Jonathan Rivers begutachtete die erstklassigen Angusrinder im Pferch und blickte kurz den matschigen Pfad der Viehauktionshöfe entlang.

Eine Frau in einem hellen Kostüm und hochhackigen Schuhen wartete am Ende der Gehege, wo der Betonweg in glitschigen Schlamm überging.
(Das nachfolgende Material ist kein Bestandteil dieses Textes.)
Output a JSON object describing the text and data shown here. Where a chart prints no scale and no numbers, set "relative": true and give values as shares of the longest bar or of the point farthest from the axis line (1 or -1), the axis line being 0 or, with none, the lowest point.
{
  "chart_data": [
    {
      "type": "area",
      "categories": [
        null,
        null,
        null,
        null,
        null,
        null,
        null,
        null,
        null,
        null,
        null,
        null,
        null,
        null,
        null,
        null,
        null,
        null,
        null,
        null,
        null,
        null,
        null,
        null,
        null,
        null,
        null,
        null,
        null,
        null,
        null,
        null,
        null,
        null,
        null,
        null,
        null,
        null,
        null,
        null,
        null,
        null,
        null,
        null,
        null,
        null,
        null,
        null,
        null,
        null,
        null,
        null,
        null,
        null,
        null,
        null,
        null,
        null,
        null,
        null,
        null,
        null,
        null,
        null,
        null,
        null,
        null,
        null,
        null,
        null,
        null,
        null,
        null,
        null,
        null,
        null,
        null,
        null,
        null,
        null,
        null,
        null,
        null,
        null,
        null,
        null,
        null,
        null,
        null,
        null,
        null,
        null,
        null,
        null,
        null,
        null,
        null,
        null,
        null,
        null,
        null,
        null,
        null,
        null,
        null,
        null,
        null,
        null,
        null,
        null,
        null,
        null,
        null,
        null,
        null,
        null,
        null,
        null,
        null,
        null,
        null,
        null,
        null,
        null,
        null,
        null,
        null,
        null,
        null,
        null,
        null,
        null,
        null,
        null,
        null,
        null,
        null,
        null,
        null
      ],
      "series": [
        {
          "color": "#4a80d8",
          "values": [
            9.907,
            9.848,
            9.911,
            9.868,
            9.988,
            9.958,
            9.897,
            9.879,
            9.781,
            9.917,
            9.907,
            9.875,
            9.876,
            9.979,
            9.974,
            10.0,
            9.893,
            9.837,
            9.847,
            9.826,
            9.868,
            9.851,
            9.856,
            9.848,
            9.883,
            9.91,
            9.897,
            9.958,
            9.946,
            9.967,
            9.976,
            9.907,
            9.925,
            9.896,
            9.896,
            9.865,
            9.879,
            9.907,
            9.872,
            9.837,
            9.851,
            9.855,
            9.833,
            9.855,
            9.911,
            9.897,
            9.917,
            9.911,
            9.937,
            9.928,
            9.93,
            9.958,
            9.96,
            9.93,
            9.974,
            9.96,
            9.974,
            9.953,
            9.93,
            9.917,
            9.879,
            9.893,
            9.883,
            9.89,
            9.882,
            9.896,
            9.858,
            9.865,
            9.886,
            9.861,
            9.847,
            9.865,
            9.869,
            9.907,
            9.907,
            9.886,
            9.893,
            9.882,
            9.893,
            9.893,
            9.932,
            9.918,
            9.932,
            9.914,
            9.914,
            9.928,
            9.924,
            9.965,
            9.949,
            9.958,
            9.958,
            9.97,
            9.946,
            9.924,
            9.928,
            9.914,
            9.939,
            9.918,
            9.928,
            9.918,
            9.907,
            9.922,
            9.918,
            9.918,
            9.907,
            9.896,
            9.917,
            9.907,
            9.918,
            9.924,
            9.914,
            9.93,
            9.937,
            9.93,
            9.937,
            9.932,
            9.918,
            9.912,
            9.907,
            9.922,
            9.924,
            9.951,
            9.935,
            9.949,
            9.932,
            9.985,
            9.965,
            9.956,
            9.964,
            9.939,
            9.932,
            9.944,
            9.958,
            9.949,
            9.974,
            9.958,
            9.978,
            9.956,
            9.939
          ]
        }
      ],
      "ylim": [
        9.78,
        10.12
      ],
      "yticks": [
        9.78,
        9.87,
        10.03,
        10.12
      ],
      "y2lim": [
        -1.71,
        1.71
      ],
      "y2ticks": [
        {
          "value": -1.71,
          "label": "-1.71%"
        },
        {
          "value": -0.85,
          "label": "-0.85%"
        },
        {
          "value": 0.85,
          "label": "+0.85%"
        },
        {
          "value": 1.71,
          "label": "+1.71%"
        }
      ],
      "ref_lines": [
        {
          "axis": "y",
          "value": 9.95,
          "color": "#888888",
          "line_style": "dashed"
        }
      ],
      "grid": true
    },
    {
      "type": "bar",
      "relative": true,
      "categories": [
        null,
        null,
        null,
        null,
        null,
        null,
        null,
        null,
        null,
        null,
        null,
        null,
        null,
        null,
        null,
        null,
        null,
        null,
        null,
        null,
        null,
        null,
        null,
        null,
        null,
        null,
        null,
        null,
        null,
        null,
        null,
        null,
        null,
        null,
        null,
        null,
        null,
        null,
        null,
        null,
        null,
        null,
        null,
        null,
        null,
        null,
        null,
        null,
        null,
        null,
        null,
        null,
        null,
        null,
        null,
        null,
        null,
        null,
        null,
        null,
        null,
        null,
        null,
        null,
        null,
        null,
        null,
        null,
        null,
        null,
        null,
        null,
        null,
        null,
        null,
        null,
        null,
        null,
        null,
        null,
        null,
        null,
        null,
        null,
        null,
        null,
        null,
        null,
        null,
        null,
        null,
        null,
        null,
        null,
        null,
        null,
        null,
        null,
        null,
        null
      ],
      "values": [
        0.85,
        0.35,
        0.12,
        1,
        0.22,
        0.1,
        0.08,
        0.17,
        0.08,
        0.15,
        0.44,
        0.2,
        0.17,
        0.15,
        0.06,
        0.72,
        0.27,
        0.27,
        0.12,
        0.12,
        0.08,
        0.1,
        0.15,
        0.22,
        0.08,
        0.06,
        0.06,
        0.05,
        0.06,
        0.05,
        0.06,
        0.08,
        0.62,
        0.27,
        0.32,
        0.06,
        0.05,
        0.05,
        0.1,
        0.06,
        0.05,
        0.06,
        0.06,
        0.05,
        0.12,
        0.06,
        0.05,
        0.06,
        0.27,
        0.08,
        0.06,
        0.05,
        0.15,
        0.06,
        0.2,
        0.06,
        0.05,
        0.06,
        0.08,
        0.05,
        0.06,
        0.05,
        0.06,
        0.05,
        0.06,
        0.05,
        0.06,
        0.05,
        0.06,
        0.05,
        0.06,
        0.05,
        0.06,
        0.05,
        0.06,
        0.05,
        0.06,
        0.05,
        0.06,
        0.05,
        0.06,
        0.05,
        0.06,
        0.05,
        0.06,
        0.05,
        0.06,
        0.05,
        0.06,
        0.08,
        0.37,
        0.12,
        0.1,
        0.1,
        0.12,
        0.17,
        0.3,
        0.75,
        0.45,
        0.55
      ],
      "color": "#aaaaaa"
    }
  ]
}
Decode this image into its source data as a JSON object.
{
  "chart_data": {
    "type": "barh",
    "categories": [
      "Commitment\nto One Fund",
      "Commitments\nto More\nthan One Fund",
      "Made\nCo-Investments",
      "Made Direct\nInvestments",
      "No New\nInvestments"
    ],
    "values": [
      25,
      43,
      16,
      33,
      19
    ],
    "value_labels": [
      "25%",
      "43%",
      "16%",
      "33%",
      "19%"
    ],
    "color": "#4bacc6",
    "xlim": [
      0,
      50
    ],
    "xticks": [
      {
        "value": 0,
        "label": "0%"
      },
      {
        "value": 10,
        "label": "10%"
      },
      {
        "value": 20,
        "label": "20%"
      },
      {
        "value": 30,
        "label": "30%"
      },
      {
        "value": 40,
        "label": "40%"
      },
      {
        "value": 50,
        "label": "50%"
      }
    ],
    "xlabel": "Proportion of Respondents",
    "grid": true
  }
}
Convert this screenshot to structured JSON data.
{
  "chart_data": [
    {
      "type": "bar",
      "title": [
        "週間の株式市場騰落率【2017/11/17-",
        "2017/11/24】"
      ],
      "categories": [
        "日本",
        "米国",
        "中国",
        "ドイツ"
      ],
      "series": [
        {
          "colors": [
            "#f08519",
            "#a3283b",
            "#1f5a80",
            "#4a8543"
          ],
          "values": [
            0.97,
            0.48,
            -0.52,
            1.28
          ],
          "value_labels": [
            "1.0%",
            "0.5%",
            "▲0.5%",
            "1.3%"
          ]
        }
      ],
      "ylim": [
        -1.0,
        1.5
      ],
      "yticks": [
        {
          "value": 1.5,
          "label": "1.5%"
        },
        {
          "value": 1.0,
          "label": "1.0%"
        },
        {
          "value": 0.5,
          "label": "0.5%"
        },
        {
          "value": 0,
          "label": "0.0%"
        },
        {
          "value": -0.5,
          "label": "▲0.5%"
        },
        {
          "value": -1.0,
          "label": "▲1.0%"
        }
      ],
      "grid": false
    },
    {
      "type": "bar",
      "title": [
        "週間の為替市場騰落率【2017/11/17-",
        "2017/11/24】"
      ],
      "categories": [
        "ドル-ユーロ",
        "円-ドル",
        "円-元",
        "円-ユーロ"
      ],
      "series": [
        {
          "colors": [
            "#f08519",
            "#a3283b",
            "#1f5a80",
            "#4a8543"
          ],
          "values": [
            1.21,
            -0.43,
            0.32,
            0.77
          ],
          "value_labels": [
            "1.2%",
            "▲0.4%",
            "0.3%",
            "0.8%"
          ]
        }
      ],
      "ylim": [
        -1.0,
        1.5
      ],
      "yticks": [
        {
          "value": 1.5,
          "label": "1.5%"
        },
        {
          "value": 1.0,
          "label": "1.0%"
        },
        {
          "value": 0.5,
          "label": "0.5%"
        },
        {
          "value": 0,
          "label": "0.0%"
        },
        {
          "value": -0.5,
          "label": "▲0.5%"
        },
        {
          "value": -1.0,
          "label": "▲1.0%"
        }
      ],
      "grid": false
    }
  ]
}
Jonno unterdrückte eine Verwünschung. „Doch nicht schon wieder eine auf der Jagd nach einem Ehemann?“

„Schon möglich.“ Andy Bowen, sein Vieh- und Ranchmanager, zuckte die Schultern. „Aber die hier hat mehr Klasse als alle anderen. Du solltest sie dir mal ansehen, Junge.“

Aufstöhnend schüttelte Jonno den Kopf. „Ich hatte gehofft, das nicht noch mal durchmachen zu müssen.“

„Die dort ist was Besonderes“, beharrte Andy vergnügt. „Und ich hab’ das Gefühl, sie ist so ausdauernd wie du. Die Dame ist klasse, sexy und höllisch beharrlich. Heute könnte dein Glückstag sein.“

„Wenn du so von ihr beeindruckt bist, frag sie, was sie will.“

Andy zwinkerte ihm zu. „Ich hab’ mit ihr gesprochen und weiß genau, was sie will.“ Er sprach lauter, um die dröhnende Stimme des Auktionators im Nebengehege zu übertönen. „Sie will dich.“

Widerstrebend blickte Jonno erneut zu der Frau hinüber und gewann flüchtige Eindrücke – elegante, weltgewandte Städterin inmitten von Vieh und praktisch gekleidetem Landvolk, exotisch wirkendes dunkles Haar, dunkle Augen, voller Mund, helle Haut, schlanke Figur, stolze Haltung.

Sie will dich.

„Hab’ keine Zeit“, wehrte Jonno schroff ab.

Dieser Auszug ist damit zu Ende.